Criticism on Minnesota Clerical Test
Some psychologists including Thomas and Ryan have raised serious objections on some findings of the proponents of Minnesota clerical test. They observe:
1- The manual of the Minnesota clerical test does not discuss the significant versus the non-significant validity studies.
2- You can’t find detailed information about specific attributes of the job, tests and courses. Without this information the validity studies of the Minnesota clerical test are faulty.
3- The manual is unable to convey precisely what Minnesota Clerical Test is trying to measure.

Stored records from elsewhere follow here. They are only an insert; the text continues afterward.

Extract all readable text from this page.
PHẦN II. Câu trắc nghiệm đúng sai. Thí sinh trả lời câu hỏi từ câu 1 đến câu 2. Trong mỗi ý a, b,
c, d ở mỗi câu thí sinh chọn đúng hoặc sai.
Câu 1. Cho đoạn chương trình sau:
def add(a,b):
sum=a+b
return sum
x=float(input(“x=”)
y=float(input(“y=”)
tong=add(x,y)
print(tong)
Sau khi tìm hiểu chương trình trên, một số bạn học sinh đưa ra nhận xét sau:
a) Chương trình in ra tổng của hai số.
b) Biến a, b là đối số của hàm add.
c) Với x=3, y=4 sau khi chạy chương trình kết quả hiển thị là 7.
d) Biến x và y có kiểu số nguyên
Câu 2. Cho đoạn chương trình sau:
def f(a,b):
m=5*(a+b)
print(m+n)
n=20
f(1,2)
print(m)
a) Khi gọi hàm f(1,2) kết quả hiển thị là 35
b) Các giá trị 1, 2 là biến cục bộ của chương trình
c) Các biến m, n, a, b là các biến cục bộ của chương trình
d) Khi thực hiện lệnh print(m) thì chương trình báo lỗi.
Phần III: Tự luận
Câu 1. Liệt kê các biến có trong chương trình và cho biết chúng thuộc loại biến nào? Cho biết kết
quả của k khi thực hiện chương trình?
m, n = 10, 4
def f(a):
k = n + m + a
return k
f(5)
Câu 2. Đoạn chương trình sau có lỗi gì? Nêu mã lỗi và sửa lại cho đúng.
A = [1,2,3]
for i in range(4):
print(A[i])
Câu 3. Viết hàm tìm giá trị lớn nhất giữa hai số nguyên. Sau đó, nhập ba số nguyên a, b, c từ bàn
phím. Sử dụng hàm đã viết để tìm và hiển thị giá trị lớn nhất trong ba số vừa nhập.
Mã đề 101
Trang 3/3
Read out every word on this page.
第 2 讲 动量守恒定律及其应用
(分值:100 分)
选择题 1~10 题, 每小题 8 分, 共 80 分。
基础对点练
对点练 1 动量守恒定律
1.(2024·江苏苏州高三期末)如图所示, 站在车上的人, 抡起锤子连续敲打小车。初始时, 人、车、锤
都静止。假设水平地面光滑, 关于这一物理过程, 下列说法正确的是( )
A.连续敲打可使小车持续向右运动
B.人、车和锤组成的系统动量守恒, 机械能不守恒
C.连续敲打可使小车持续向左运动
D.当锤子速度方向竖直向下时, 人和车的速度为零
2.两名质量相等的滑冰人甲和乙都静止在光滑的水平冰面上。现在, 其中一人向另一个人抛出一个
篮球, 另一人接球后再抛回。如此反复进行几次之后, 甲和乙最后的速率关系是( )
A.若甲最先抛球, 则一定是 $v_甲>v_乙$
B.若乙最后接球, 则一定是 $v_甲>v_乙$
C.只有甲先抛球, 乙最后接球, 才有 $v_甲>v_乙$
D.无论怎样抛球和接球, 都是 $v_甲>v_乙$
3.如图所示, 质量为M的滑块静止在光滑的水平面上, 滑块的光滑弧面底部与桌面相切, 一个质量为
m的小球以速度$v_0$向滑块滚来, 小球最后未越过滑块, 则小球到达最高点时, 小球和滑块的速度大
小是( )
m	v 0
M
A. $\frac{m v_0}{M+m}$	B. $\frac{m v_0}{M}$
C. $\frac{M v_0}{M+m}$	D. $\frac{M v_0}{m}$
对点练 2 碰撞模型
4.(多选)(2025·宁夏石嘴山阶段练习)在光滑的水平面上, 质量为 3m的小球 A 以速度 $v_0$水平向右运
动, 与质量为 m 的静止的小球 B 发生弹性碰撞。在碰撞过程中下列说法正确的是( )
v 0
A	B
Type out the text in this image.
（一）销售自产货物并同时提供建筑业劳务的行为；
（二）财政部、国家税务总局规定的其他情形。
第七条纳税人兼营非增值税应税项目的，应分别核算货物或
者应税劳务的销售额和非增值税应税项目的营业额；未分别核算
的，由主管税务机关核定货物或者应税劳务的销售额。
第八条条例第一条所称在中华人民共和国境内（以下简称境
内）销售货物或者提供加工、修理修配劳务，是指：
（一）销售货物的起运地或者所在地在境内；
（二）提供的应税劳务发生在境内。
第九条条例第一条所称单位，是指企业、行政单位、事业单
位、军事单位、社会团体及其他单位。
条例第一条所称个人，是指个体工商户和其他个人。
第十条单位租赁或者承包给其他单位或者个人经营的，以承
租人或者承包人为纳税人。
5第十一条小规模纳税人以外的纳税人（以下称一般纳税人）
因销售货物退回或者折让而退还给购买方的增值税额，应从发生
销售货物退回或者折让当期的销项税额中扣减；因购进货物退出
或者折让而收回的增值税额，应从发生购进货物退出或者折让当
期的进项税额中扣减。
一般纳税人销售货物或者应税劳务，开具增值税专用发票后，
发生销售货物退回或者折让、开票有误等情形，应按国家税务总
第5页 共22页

4- The manual provides very little information about normalization standards of Minnesota clerical test in 1979. How the norm groups were selected? What was proportion regarding socio-economic conditions? How the gender was differentiated? Thus the 1979 norms can not be used today.
5- The late developments have increased the number of sub-tests from 2 to 12. The style has also changed over the tears. But norm grouping is still ambiguous. The vagueness poses a serious problem to the potential users of the Minnesota clerical test.